The other Sunday, as I was dropping off Mr Justice at a playdate, I found myself grumbling out loud about how I was supposed to be going food shopping next with the other two children and how I resented doing this on the weekend because I could do the shopping with Pixie and Tiddles any day and, any way, weekends were supposed to be different from weekdays, otherwise What’s. The. Bloody. Point.
Mr C, who politely listened to my little rant, patted me on my arm and gently suggested that I give up the distinction between weekday and weekend because it might make me happier.
And at that moment, I saw the days stretch out in front of me as far as the eye could see and I almost fell over with the endlessness of it all. It took me back to those early days as a First Time Mother, carrying Mr Justice around a local park, looking at other older children and thinking “The parents of those children survived…” and feeling like I might just not be able to myself because I could hardly breathe through the crush of unrelenting responsibility for this small angry creature from Jim Henson’s Workshop that I was holding.

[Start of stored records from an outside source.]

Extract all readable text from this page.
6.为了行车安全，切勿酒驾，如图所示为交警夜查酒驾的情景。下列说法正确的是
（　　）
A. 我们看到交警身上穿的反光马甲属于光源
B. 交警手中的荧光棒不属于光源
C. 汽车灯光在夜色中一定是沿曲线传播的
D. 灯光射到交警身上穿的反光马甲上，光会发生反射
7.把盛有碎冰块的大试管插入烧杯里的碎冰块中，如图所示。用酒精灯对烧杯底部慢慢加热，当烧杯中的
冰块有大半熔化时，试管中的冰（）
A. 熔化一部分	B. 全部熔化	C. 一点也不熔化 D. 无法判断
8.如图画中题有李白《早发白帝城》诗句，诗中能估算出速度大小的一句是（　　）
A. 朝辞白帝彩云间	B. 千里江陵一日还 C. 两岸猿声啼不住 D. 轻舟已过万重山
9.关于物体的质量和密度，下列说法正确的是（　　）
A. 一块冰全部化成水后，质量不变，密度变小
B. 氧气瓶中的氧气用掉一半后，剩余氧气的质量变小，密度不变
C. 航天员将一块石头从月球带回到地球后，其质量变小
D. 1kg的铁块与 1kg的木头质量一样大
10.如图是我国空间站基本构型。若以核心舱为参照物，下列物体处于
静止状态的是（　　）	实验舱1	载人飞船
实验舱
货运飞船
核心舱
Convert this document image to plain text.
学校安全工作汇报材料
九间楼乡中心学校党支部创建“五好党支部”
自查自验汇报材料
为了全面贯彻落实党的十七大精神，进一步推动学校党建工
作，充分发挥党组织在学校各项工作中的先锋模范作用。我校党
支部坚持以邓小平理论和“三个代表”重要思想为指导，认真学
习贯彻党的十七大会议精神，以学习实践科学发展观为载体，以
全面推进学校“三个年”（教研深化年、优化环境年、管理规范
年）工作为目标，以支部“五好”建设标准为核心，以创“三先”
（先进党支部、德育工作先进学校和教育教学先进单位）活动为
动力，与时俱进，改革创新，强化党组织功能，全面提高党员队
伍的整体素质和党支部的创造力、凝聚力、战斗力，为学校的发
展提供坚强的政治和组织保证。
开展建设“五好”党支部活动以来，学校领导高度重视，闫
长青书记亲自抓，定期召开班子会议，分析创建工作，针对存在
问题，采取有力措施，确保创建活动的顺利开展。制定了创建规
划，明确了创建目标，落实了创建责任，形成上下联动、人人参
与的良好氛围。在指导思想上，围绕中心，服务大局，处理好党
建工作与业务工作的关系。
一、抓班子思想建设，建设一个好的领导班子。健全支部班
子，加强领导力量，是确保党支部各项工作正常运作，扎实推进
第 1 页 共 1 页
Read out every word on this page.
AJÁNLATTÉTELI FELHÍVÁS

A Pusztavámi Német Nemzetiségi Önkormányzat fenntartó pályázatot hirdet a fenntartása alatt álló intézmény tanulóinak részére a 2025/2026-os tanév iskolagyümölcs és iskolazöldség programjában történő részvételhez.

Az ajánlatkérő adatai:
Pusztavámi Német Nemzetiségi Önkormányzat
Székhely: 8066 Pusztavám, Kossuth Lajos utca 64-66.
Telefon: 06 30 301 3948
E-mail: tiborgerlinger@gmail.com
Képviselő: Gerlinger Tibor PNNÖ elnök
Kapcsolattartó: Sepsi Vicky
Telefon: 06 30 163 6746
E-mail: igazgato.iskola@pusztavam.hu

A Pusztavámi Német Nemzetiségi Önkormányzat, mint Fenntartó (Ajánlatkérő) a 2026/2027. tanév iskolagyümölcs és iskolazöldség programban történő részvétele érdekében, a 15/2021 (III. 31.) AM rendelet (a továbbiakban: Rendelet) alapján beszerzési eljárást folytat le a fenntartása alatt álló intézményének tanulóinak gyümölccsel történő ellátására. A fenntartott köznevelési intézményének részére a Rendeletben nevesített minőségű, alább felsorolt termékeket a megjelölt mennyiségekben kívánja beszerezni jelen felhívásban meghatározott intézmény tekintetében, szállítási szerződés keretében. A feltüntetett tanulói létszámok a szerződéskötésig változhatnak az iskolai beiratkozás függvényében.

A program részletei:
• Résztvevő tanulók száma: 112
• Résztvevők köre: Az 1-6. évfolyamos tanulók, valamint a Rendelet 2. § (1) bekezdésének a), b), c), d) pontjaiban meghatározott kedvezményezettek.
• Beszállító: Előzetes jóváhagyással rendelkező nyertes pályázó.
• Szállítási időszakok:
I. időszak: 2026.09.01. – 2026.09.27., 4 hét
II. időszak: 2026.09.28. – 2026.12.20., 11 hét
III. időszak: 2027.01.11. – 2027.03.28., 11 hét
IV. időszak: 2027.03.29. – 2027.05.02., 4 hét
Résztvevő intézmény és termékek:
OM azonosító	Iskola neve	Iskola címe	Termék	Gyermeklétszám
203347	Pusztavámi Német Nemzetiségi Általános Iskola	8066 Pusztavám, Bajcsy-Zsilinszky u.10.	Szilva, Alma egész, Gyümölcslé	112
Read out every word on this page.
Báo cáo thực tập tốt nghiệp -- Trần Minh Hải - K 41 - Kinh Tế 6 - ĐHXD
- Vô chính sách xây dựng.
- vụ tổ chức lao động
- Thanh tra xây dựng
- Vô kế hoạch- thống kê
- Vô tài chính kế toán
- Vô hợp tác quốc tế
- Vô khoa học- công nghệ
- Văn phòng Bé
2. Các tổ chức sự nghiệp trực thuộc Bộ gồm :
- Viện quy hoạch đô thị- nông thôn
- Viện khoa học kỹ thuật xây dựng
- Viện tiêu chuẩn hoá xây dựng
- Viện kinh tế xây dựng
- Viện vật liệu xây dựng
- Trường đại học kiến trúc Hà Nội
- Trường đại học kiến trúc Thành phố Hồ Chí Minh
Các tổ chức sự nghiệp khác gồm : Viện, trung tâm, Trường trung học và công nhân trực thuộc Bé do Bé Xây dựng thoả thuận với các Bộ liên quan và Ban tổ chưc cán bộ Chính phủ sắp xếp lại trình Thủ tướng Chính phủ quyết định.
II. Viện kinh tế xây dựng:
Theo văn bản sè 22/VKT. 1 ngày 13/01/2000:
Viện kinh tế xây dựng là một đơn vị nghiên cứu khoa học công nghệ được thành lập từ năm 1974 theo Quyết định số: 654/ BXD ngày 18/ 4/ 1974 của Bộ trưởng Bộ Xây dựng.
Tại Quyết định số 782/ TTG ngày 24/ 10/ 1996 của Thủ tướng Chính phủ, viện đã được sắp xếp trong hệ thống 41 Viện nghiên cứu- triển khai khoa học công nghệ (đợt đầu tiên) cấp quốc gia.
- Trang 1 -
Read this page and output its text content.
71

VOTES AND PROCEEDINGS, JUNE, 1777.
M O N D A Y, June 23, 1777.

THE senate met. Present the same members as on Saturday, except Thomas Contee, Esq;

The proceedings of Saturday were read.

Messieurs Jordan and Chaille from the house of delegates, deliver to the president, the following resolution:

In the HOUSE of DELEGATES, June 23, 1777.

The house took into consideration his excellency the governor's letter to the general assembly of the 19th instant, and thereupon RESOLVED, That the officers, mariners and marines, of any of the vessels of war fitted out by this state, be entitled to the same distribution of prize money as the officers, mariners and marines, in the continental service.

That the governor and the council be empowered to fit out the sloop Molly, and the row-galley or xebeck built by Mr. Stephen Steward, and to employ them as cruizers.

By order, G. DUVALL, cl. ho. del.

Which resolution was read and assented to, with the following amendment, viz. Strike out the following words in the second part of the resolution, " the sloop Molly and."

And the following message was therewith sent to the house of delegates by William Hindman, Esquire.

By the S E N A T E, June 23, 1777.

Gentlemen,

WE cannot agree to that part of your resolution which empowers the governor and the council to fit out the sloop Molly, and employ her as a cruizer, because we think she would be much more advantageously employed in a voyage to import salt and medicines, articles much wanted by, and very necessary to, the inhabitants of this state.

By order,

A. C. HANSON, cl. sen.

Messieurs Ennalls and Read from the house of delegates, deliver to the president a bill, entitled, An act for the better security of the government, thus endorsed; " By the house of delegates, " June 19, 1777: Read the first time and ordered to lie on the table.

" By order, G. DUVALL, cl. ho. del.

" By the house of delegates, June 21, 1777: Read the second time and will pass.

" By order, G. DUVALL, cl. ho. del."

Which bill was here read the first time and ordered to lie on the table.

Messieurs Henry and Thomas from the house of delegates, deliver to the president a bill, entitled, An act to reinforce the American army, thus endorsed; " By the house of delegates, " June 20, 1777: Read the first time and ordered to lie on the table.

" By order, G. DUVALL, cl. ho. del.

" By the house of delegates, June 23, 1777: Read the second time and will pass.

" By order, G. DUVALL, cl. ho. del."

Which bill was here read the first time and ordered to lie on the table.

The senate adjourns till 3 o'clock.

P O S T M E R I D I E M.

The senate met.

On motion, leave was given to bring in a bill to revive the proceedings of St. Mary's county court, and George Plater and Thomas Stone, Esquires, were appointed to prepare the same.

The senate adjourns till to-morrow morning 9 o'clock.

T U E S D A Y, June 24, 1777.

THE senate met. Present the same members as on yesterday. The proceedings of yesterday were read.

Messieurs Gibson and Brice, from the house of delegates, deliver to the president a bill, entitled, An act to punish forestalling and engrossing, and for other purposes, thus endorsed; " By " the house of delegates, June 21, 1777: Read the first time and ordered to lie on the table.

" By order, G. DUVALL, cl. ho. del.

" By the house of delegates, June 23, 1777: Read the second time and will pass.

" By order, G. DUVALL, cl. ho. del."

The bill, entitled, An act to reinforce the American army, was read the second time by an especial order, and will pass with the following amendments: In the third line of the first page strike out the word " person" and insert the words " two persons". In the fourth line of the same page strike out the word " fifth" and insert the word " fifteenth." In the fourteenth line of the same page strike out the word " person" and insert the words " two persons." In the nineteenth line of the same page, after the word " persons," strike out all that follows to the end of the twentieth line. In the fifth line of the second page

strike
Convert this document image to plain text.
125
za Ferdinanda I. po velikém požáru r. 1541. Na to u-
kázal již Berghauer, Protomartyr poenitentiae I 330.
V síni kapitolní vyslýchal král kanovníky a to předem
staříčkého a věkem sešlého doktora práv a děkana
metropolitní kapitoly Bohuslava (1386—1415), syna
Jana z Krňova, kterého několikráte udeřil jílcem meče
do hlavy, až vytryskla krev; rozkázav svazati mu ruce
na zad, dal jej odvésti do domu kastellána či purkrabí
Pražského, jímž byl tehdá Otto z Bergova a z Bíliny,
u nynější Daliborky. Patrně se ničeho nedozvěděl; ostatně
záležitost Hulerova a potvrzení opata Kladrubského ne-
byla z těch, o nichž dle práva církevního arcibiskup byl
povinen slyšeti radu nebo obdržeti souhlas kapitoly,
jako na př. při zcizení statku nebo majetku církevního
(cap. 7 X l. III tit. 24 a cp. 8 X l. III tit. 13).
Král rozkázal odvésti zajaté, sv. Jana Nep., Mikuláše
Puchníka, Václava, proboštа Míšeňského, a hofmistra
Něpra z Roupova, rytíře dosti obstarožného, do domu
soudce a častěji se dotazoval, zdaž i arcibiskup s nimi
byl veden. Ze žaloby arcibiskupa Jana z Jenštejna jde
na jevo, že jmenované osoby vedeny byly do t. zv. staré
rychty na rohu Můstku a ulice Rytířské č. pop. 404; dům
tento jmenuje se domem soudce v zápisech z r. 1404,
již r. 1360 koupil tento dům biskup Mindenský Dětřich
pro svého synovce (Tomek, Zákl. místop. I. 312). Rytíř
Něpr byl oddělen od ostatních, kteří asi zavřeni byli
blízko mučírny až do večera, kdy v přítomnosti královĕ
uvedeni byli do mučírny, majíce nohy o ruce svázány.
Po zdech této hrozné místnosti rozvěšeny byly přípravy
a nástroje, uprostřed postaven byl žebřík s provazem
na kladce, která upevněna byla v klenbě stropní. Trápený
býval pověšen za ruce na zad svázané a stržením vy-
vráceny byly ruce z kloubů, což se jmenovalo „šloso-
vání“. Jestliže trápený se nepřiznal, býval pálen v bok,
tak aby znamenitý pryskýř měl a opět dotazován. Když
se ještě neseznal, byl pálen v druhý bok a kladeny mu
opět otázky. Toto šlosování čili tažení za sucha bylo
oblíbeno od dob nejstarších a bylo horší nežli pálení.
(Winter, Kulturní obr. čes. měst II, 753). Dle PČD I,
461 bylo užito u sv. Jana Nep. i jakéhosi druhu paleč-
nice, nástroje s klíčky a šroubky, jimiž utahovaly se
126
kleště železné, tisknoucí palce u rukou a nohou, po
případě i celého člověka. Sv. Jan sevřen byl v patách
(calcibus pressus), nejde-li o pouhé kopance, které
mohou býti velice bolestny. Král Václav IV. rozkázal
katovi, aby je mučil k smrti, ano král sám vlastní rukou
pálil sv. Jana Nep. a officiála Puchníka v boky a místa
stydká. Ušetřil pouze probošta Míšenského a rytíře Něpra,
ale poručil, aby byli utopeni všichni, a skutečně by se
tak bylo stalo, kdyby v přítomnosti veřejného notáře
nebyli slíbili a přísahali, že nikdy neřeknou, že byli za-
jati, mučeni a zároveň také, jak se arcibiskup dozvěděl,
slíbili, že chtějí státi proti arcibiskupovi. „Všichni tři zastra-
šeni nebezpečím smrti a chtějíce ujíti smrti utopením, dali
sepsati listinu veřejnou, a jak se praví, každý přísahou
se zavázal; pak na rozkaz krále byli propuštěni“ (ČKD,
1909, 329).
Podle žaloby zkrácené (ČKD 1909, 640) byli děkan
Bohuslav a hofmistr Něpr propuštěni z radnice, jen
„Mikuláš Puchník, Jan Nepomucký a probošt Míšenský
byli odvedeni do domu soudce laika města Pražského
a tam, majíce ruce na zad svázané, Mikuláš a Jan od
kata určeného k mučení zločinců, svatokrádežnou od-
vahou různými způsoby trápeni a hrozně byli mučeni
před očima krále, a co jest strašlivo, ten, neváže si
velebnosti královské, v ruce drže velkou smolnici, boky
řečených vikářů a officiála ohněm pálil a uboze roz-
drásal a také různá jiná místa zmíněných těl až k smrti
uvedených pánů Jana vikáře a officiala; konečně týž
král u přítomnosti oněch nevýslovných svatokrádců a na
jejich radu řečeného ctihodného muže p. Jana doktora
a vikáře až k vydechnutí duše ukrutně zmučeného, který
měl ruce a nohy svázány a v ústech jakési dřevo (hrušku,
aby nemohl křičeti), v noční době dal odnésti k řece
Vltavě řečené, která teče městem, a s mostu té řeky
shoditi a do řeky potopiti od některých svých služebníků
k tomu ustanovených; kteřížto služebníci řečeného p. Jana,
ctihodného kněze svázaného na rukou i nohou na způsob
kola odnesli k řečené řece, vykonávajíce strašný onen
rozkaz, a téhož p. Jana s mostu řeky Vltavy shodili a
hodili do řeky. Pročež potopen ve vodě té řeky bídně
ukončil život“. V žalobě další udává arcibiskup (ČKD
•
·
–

And that was before I knew the full weight of it. That there would be wave after wave of requests and demands from that small creature – and the others that followed him – for sandwiches without crusts and drinks with heart-shaped ice and a dash of pink food-colouring in the blue-and-white plastic cup and NOT the white-and-blue one, thank you very much, and for comprehensive entertainment programmes for each day without one single minute left unscheduled in case someone actually got Bored for a minute, if you don’t mind, and for new shoes whose soles seem to have worn-through before we’ve even left the shop we bought them in, while you’re at it.
Of course nobody often says those things in italics, but their gratitude is inferred in their smiles and the way that when Daddy comes home they still want Mummy-Books and Mummy-Teeth and Mummy-Huggles, Mummy-Eskimo-Kisses-In-Bed and, of course, Mummy-Poos (which I hasten to add is where I act as Door Sentry while they do the ablutions – oh, why, oh why did I never manage to have just one child who was a Solo-Pooer?).
Overwhelming.
Nope, I’m clinging to this weekend concept for as long as I can, I said to myself as I drove off with my screaming children in the back into the car. And adhering to the “a change is as good as a holiday” rule, I decided to do my food shopping at a different supermarket.
Nobody can accuse me of not knowing how to have a good time. Nobody.